Without a doubt, the tribunal took a robust approach to managing the case, and Tenke may well have expected a more sympathetic response than it received, given the particular impact of COVID. The tribunal’s decision not to allow cross-examination of some witnesses looks particularly tough on Tenke. But the fact the court decided that even such a ruling does not rise to the level of a serious irregularity in the process confirms that the English courts operate their powers of supervision of arbitral proceedings with the lightest of touches.
In rejecting Tenke’s request for a site visit, the tribunal suggested that Tenke take advantage of other means of communication such as video-conferencing. In refusing to adjourn the arbitration on the grounds of the health of Tenke’s leading counsel, both the tribunal’s final award and the court stressed the importance of taking action “without delay”. To bring a successful challenge under section 68, one must therefore have thoroughly explored its alternative courses of action when issues arise.

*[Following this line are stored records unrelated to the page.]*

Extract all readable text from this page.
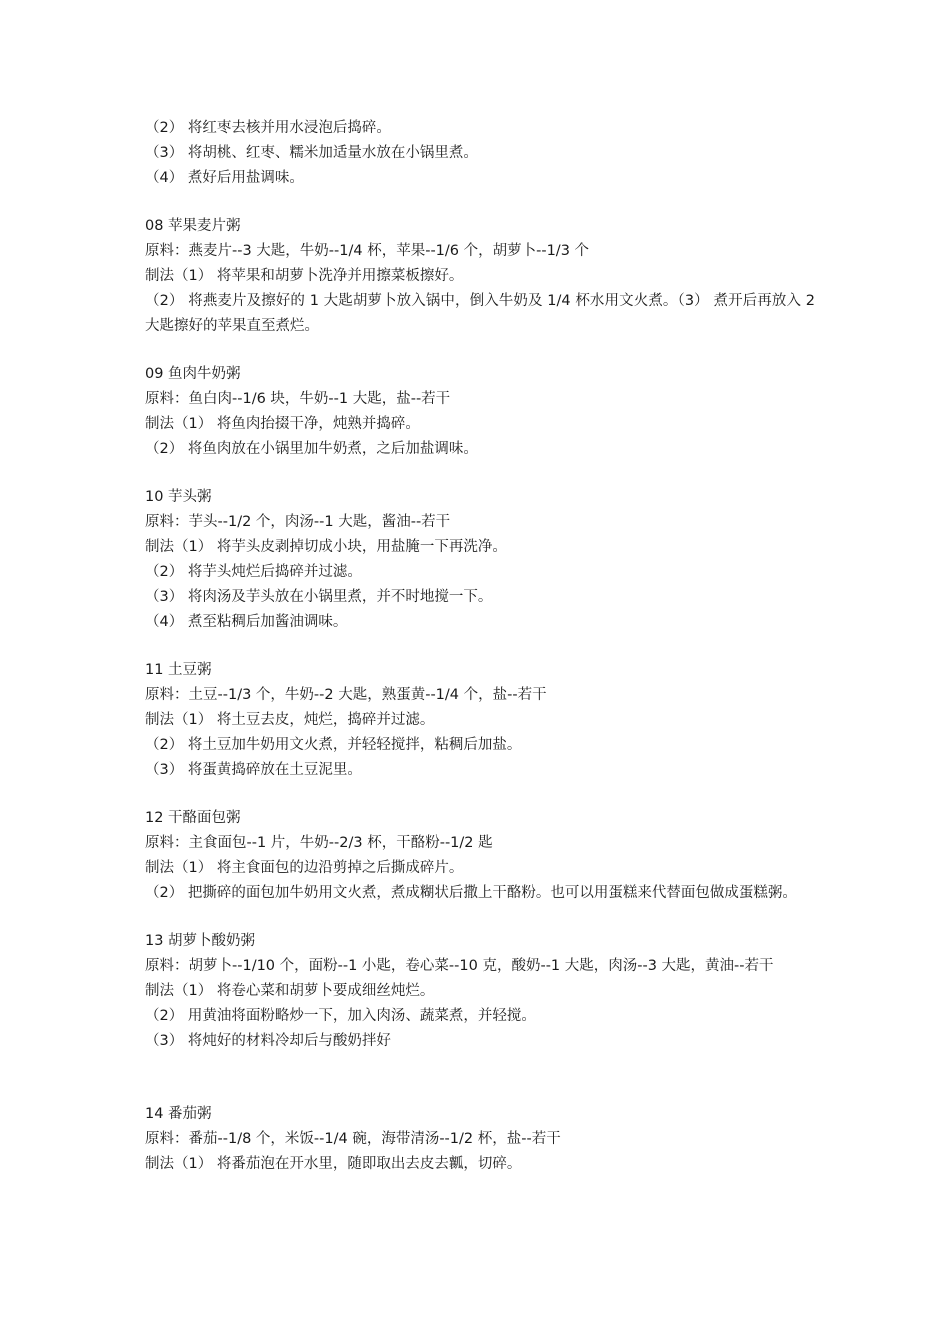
（2） 将红枣去核并用水浸泡后捣碎。

（3） 将胡桃、红枣、糯米加适量水放在小锅里煮。

（4） 煮好后用盐调味。

08 苹果麦片粥

原料：燕麦片--3 大匙，牛奶--1/4 杯，苹果--1/6 个，胡萝卜--1/3 个

制法（1） 将苹果和胡萝卜洗净并用擦菜板擦好。

（2） 将燕麦片及擦好的 1 大匙胡萝卜放入锅中，倒入牛奶及 1/4 杯水用文火煮。（3） 煮开后再放入 2 大匙擦好的苹果直至煮烂。

09 鱼肉牛奶粥

原料：鱼白肉--1/6 块，牛奶--1 大匙，盐--若干

制法（1） 将鱼肉抬掇干净，炖熟并捣碎。

（2） 将鱼肉放在小锅里加牛奶煮，之后加盐调味。

10 芋头粥

原料：芋头--1/2 个，肉汤--1 大匙，酱油--若干

制法（1） 将芋头皮剥掉切成小块，用盐腌一下再洗净。

（2） 将芋头炖烂后捣碎并过滤。

（3） 将肉汤及芋头放在小锅里煮，并不时地搅一下。

（4） 煮至粘稠后加酱油调味。

11 土豆粥

原料：土豆--1/3 个，牛奶--2 大匙，熟蛋黄--1/4 个，盐--若干

制法（1） 将土豆去皮，炖烂，捣碎并过滤。

（2） 将土豆加牛奶用文火煮，并轻轻搅拌，粘稠后加盐。

（3） 将蛋黄捣碎放在土豆泥里。

12 干酪面包粥

原料：主食面包--1 片，牛奶--2/3 杯，干酪粉--1/2 匙

制法（1） 将主食面包的边沿剪掉之后撕成碎片。

（2） 把撕碎的面包加牛奶用文火煮，煮成糊状后撒上干酪粉。也可以用蛋糕来代替面包做成蛋糕粥。

13 胡萝卜酸奶粥

原料：胡萝卜--1/10 个，面粉--1 小匙，卷心菜--10 克，酸奶--1 大匙，肉汤--3 大匙，黄油--若干

制法（1） 将卷心菜和胡萝卜要成细丝炖烂。

（2） 用黄油将面粉略炒一下，加入肉汤、蔬菜煮，并轻搅。

（3） 将炖好的材料冷却后与酸奶拌好

14 番茄粥

原料：番茄--1/8 个，米饭--1/4 碗，海带清汤--1/2 杯，盐--若干

制法（1） 将番茄泡在开水里，随即取出去皮去瓤，切碎。
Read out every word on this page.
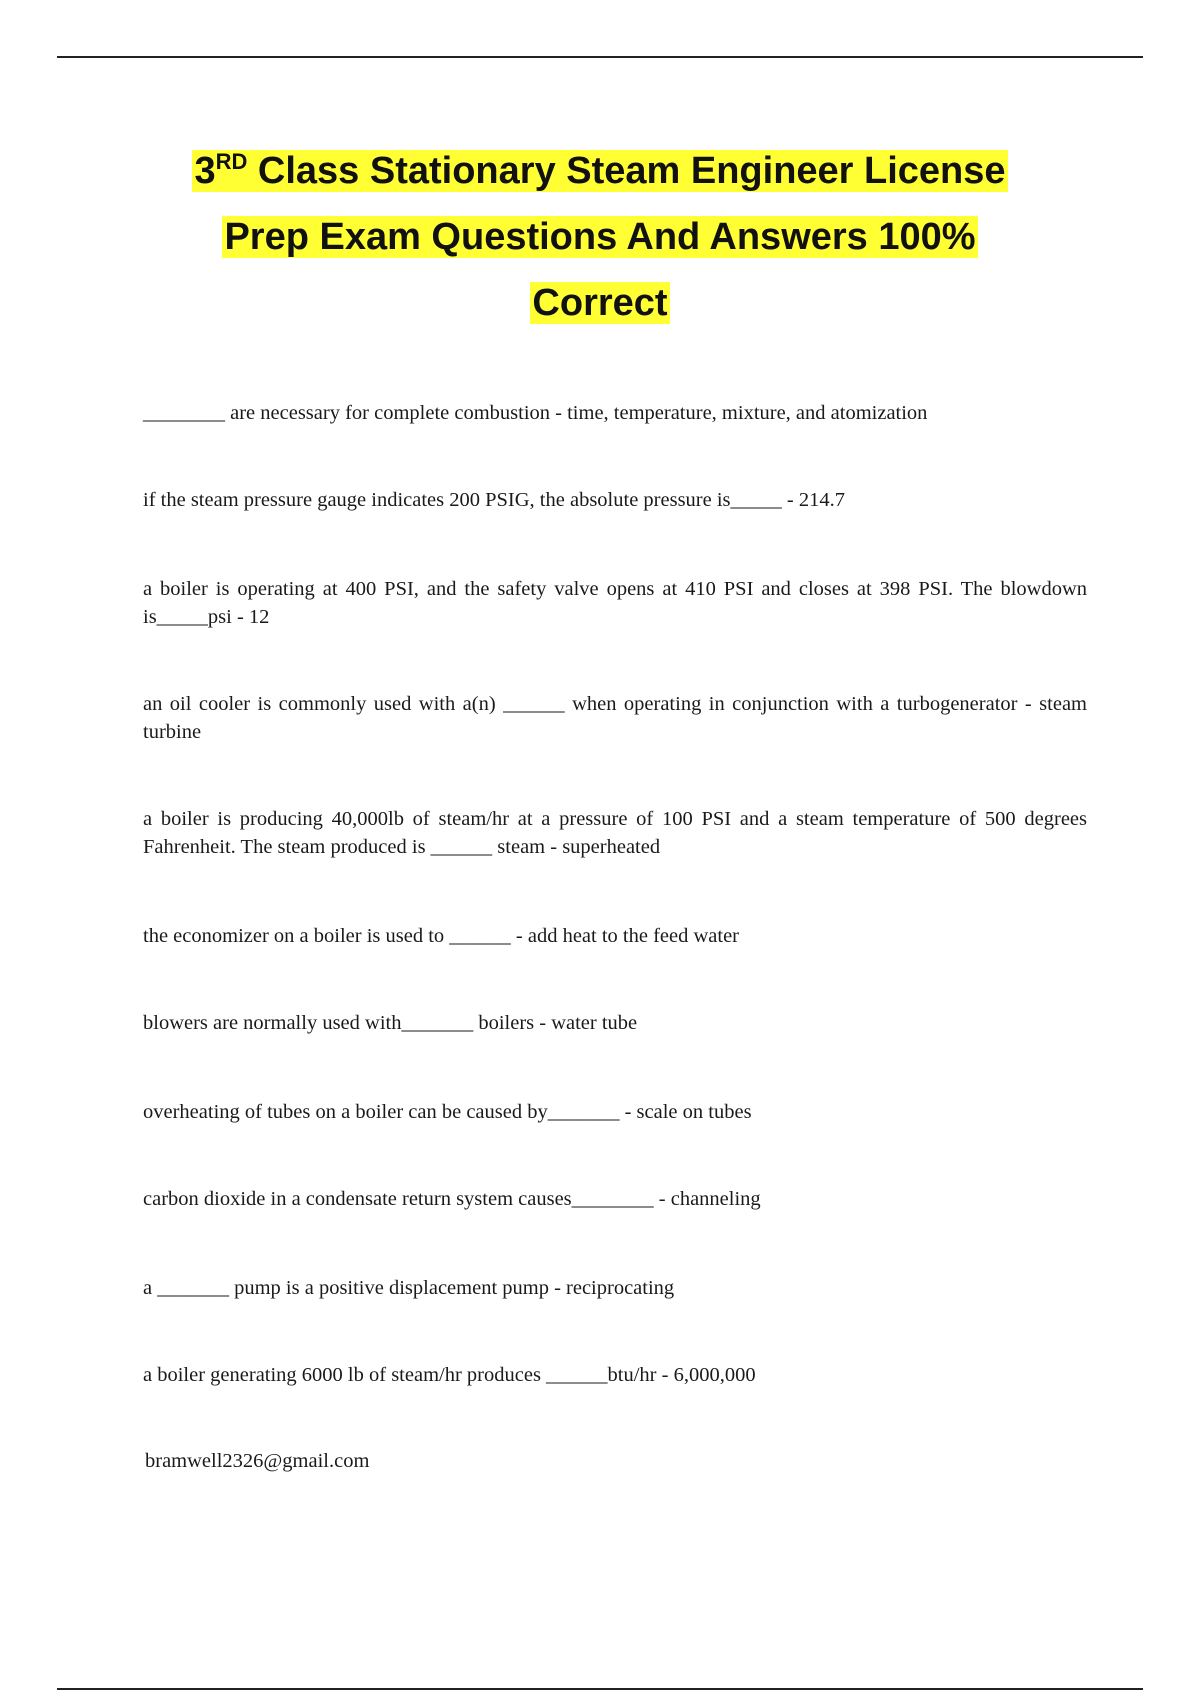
3RD Class Stationary Steam Engineer License
Prep Exam Questions And Answers 100%
Correct

________ are necessary for complete combustion - time, temperature, mixture, and atomization

if the steam pressure gauge indicates 200 PSIG, the absolute pressure is_____ - 214.7

a boiler is operating at 400 PSI, and the safety valve opens at 410 PSI and closes at 398 PSI. The blowdown is_____psi - 12

an oil cooler is commonly used with a(n) ______ when operating in conjunction with a turbogenerator - steam turbine

a boiler is producing 40,000lb of steam/hr at a pressure of 100 PSI and a steam temperature of 500 degrees Fahrenheit. The steam produced is ______ steam - superheated

the economizer on a boiler is used to ______ - add heat to the feed water

blowers are normally used with_______ boilers - water tube

overheating of tubes on a boiler can be caused by_______ - scale on tubes

carbon dioxide in a condensate return system causes________ - channeling

a _______ pump is a positive displacement pump - reciprocating

a boiler generating 6000 lb of steam/hr produces ______btu/hr - 6,000,000

bramwell2326@gmail.com
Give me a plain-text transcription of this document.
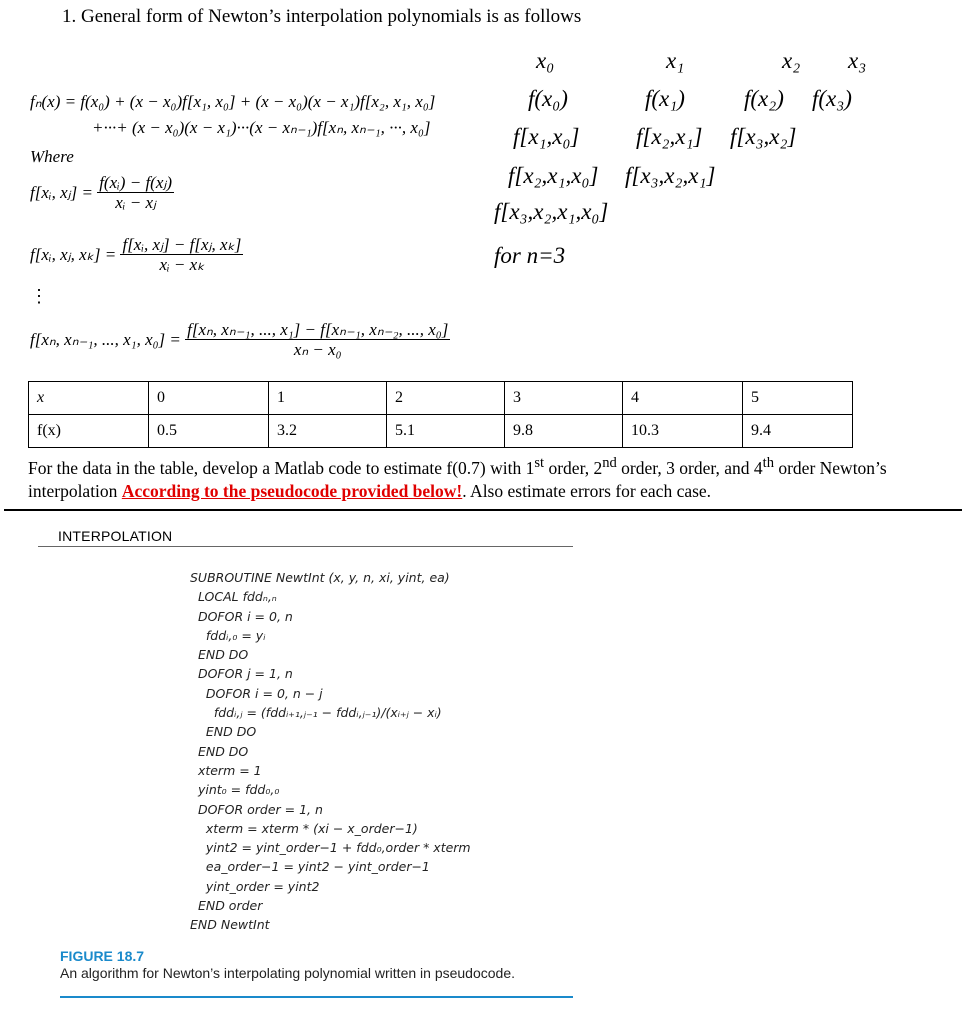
1. General form of Newton’s interpolation polynomials is as follows
fₙ(x) = f(x₀) + (x − x₀)f[x₁, x₀] + (x − x₀)(x − x₁)f[x₂, x₁, x₀]
+···+ (x − x₀)(x − x₁)···(x − xₙ₋₁)f[xₙ, xₙ₋₁, ···, x₀]
Where
f[xᵢ, xⱼ] = $\frac{\text{f(xᵢ) − f(xⱼ)}}{\text{xᵢ − xⱼ}}$
f[xᵢ, xⱼ, $x_k] = \frac{\text{f[xᵢ, xⱼ] − f[xⱼ, xₖ]}}{\text{xᵢ − xₖ}}$
⋮
f[xₙ, xₙ₋₁, ..., x₁, $x_0] = \frac{\text{f[xₙ, xₙ₋₁, ..., x₁] − f[xₙ₋₁, xₙ₋₂, ..., x₀]}}{\text{xₙ − x₀}}$
x₀	x₁	x₂ x₃
f(x₀)	f(x₁)	f(x₂) f(x₃)
f[x₁,x₀] f[x₂,x₁] f[x₃,x₂]
f[x₂,x₁,x₀] f[x₃,x₂,x₁]
f[x₃,x₂,x₁,x₀]
for n=3
x	0	1	2	3	4	5
f(x)	0.5	3.2	5.1	9.8	10.3	9.4
For the data in the table, develop a Matlab code to estimate f(0.7) with 1st order, 2nd order, 3 order, and 4th order Newton’s interpolation According to the pseudocode provided below!. Also estimate errors for each case.
INTERPOLATION
SUBROUTINE NewtInt (x, y, n, xi, yint, ea)
LOCAL fddₙ,ₙ
DOFOR i = 0, n
fddᵢ,₀ = yᵢ
END DO
DOFOR j = 1, n
DOFOR i = 0, n − j
fddᵢ,ⱼ = (fddᵢ₊₁,ⱼ₋₁ − fddᵢ,ⱼ₋₁)/(xᵢ₊ⱼ − xᵢ)
END DO
END DO
xterm = 1
yint₀ = fdd₀,₀
DOFOR order = 1, n
xterm = xterm * (xi − x_order−1)
yint2 = yint_order−1 + fdd₀,order * xterm
ea_order−1 = yint2 − yint_order−1
yint_order = yint2
END order
END NewtInt
FIGURE 18.7
An algorithm for Newton’s interpolating polynomial written in pseudocode.
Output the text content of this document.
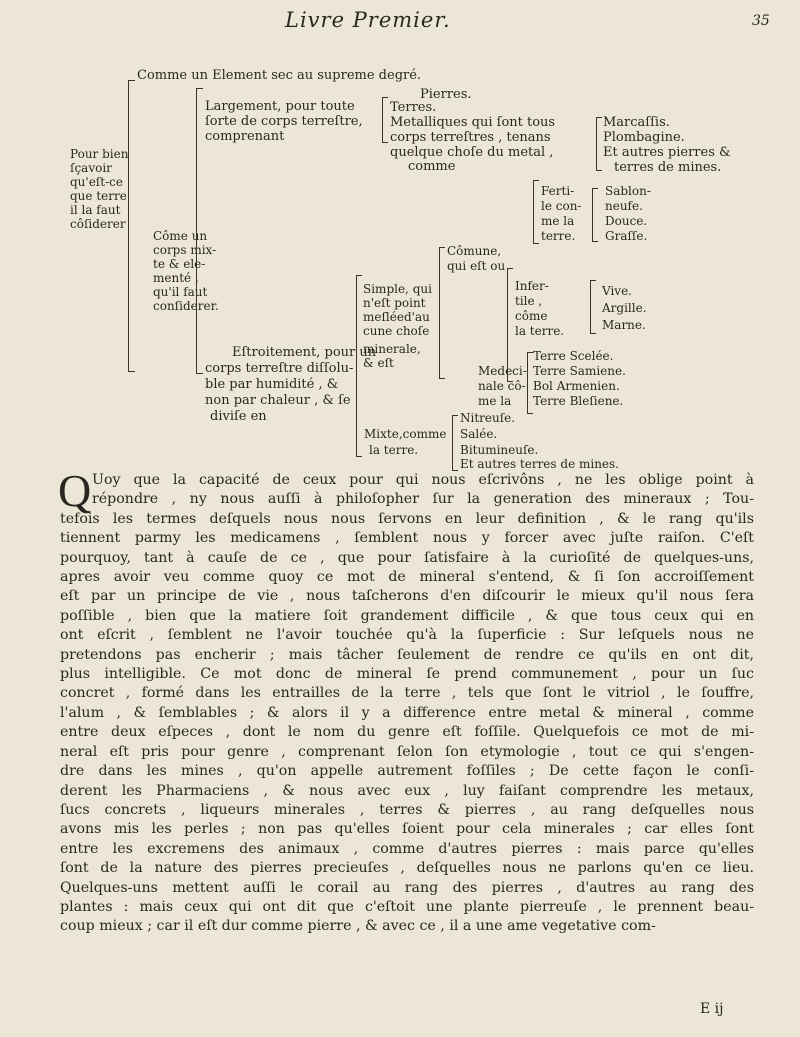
Livre Premier.	35
Comme un Element sec au supreme degré.
Pour bien
ſçavoir
qu'eſt-ce
que terre
il la faut
côſiderer
Côme un
corps mix-
te & ele-
menté ,
qu'il faut
conſiderer.
Largement, pour toute
ſorte de corps terreſtre,
comprenant
Pierres.
Terres.
Metalliques qui ſont tous
corps terreſtres , tenans
quelque choſe du metal ,
comme
Marcaſſis.
Plombagine.
Et autres pierres &
terres de mines.
Ferti-
le con-
me la
terre.
Sablon-
neufe.
Douce.
Graſſe.
Eſtroitement, pour un
corps terreſtre diſſolu-
ble par humidité , &
non par chaleur , & ſe
diviſe en
Simple, qui
n'eſt point
meſléed'au
cune choſe
minerale,
& eſt
Cômune,
qui eſt ou
Infer-
tile ,
côme
la terre.
Vive.
Argille.
Marne.
Medeci-
nale cô-
me la
Terre Scelée.
Terre Samiene.
Bol Armenien.
Terre Bleſiene.
Mixte,comme
la terre.
Nitreuſe.
Salée.
Bitumineuſe.
Et autres terres de mines.
Q Uoy que la capacité de ceux pour qui nous eſcrivôns , ne les oblige point à
répondre , ny nous auſſi à philoſopher ſur la generation des mineraux ; Tou-
tefois les termes deſquels nous nous ſervons en leur definition , & le rang qu'ils
tiennent parmy les medicamens , ſemblent nous y forcer avec juſte raiſon. C'eſt
pourquoy, tant à cauſe de ce , que pour ſatisfaire à la curioſité de quelques-uns,
apres avoir veu comme quoy ce mot de mineral s'entend, & ſi ſon accroiſſement
eſt par un principe de vie , nous taſcherons d'en diſcourir le mieux qu'il nous ſera
poſſible , bien que la matiere ſoit grandement difficile , & que tous ceux qui en
ont eſcrit , ſemblent ne l'avoir touchée qu'à la ſuperficie : Sur leſquels nous ne
pretendons pas encherir ; mais tâcher ſeulement de rendre ce qu'ils en ont dit,
plus intelligible. Ce mot donc de mineral ſe prend communement , pour un ſuc
concret , formé dans les entrailles de la terre , tels que ſont le vitriol , le ſouffre,
l'alum , & ſemblables ; & alors il y a difference entre metal & mineral , comme
entre deux eſpeces , dont le nom du genre eſt foſſile. Quelquefois ce mot de mi-
neral eſt pris pour genre , comprenant ſelon ſon etymologie , tout ce qui s'engen-
dre dans les mines , qu'on appelle autrement foſſiles ; De cette façon le conſi-
derent les Pharmaciens , & nous avec eux , luy faiſant comprendre les metaux,
ſucs concrets , liqueurs minerales , terres & pierres , au rang deſquelles nous
avons mis les perles ; non pas qu'elles ſoient pour cela minerales ; car elles ſont
entre les excremens des animaux , comme d'autres pierres : mais parce qu'elles
ſont de la nature des pierres precieuſes , deſquelles nous ne parlons qu'en ce lieu.
Quelques-uns mettent auſſi le corail au rang des pierres , d'autres au rang des
plantes : mais ceux qui ont dit que c'eſtoit une plante pierreuſe , le prennent beau-
coup mieux ; car il eſt dur comme pierre , & avec ce , il a une ame vegetative com-
E ij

It is interesting that Mrs Justice Moulder declined to explicitly comment on whether third-party funding costs are recoverable as a matter of law under section 59 of the Arbitration Act as “other costs” of the parties. The Law Commission has announced that it will be conducting a review of the Arbitration Act and recommending areas of reform. Perhaps section 59 should be included in that review.
This document provides a general summary and is for information/educational purposes only. It is not intended to be comprehensive, nor does it constitute legal advice. Specific legal advice should always be sought before taking or refraining from taking any action.